Engagement politique ou marketing déplacé ? L'ONG SOS Méditerranée a condamné mardi sur son compte Twitter l'utilisation à des fins publicitaires d'une photo des migrants secourus par l'Aquarius vêtus de gilets de sauvetage par la marque de vêtements italienne Benetton. "SOS Méditerranée se dissocie entièrement de cette campagne montrant une photographie prise alors que nos équipes portaient secours à des personnes en détresse en mer lors d'une opération menée le 9 juin", écrit l'ONG, qui a porté secours à 630 migrants au large de la Libye.
INFORMATION sur l'usage des images de SOS MEDITERRANEE. pic.twitter.com/E5gUuKpbVx
— SOS MEDITERRANEE France (@SOSMedFrance) 19 juin 2018
"Initiative personnelle du photographe". Le cliché pris par le photographe Kenny Karpov lors de l'opération de sauvetage montre des migrants sur un canoë vêtus de gilets de sauvetage rouges avec, en bas de la photo, la marque "United colors of Benetton". "La dignité des survivants doit être respectée en toutes circonstances. La tragédie humaine qui se déroule en Méditerranée ne doit jamais être utilisée à des fins commerciales", dénonce SOS Méditerranée, qui "condamne l'initiative personnelle du photographe" qui a fourni la photo postée par la marque sur son compte Twitter. "SOS Méditerranée ne donne jamais son accord pour une utilisation à des fins commerciales de ses photographies", insiste l'ONG.
Photo by Kenny Karpov / SOS MEDITERRANEE pic.twitter.com/vvPxqmLtDq
— Benetton (@benetton) 18 juin 2018
Une deuxième photo issue de la campagne publicitaire de Benetton, prise cette fois par Orietta Scardino, montre des femmes et des nourrissons sur la terre ferme, attendant d'être aiguillés par une bénévole de la Croix-Rouge :
Photo by Orietta Scardino / ANSA pic.twitter.com/guFAq0976l
— Benetton (@benetton) 17 juin 2018
Polémique en Italie.
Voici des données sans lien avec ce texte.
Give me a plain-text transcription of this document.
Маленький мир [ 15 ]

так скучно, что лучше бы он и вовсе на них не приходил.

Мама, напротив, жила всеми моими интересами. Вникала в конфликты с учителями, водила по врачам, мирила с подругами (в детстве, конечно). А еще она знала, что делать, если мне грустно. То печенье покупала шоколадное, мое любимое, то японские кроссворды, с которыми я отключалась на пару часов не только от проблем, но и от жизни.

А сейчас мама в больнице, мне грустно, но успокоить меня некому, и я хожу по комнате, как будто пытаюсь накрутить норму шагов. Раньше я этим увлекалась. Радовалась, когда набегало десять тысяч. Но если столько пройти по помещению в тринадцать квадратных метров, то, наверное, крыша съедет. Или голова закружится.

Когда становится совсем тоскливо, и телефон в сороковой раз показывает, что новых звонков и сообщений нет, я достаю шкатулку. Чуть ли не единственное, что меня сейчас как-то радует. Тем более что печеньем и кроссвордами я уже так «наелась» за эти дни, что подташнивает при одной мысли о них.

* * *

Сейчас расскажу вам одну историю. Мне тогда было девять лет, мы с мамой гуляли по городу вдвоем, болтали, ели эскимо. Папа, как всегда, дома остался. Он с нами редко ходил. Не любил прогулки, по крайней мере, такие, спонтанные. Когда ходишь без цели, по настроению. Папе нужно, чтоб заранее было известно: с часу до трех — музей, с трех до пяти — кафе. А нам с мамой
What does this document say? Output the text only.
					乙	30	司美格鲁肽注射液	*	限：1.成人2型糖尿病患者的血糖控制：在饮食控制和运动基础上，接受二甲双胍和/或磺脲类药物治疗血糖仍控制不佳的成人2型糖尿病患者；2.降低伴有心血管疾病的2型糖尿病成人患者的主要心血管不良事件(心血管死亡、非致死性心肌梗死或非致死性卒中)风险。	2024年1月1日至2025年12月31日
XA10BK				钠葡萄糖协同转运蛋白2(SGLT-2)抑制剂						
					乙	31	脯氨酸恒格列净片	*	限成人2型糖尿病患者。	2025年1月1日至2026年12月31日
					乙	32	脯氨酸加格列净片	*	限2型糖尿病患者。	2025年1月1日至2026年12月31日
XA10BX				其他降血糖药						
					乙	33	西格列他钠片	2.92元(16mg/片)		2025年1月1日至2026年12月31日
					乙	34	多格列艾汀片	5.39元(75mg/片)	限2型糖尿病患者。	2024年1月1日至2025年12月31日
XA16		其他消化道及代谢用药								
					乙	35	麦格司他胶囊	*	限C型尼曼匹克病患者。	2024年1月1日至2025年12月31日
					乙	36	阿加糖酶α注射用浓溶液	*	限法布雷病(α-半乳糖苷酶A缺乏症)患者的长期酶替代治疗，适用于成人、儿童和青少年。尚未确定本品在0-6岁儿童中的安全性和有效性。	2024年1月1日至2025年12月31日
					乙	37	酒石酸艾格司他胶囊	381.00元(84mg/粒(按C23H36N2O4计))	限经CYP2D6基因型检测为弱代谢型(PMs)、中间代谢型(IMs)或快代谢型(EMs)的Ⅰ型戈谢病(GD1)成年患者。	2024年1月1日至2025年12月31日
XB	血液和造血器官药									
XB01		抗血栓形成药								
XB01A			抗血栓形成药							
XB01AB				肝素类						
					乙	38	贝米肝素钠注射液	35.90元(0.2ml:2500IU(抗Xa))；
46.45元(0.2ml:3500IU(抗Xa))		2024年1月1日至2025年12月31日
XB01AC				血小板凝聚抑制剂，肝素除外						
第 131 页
Benetton s'est notamment offert une double page dans les journaux italiens La Repubblica et Corriere della Sera, pour diffuser les deux photos, accompagnées de son logo et sans aucun commentaire. Comme le rapporte le Huffington Post, la griffe fait depuis l'objet d'une polémique en Italie. Des voix se sont élevées pour accuser la marque d'utiliser le sort des migrants à des fins marketings, quand d'autres critiquent le message de solidarité caché derrière ces images. Le ministre de l'Intérieur italien d'extrême droite, Matteo Salvini, a lui-même réagi en parlant d'une publicité "minable", sur Twitter.
Le concepteur de la campagne publicitaire Oliviero Toscani a répondu au ministre : "Ce n'est pas minable mais dramatique. Et malheureusement nous sommes nombreux à ne pas comprendre ce qui se passe. Alors le fait qu'un négationniste comme vous critique cette action me fait réaliser que j'ai raison."
Vedi @matteosalvinimi, non è squallido, ma drammatico. E purtroppo siete in tanti a non capire ciò che sta succedendo. Poi il fatto che un negazionista come te critichi questa azione, mi fa capire che ho ragione.
— oliviero toscani (@OToscani) 19 juin 2018
Un message politique, selon le publicitaire. Dans une interview à La Tribuna di Treviso, Oliviero Toscani explique le message politique qu'il voulait transmettre via cette campagne publicitaire : "Je ne suis pas un vendeur, je ne veux pas faire de publicité, je veux être témoin de mon temps." D'ailleurs, certains commentaires saluent l'audace de Benetton, qui "fait passer l'humanité avant tout", affirme par exemple un internaute. Pour l'heure, cette campagne publicitaire n'a pas été diffusée en France.
Publicités chocs. Le groupe italien d'habillement Benetton, qui a terminé 2017 avec la perte plus importante de son histoire (180 millions d'euros), est un habitué des publicités chocs. Les campagnes du photographe Oliviero Toscani montrant un malade du sida agonisant, une femme noire donnant le sein à un enfant blanc, des sexes en gros plan ou une religieuse à cornette embrassant un jeune prêtre avaient marqué les années 1990. Renouant avec la provocation, le groupe avait encore choqué fin 2011 avec des photomontages montrant les grands de ce monde s'embrassant sur la bouche, dont le pape et un imam.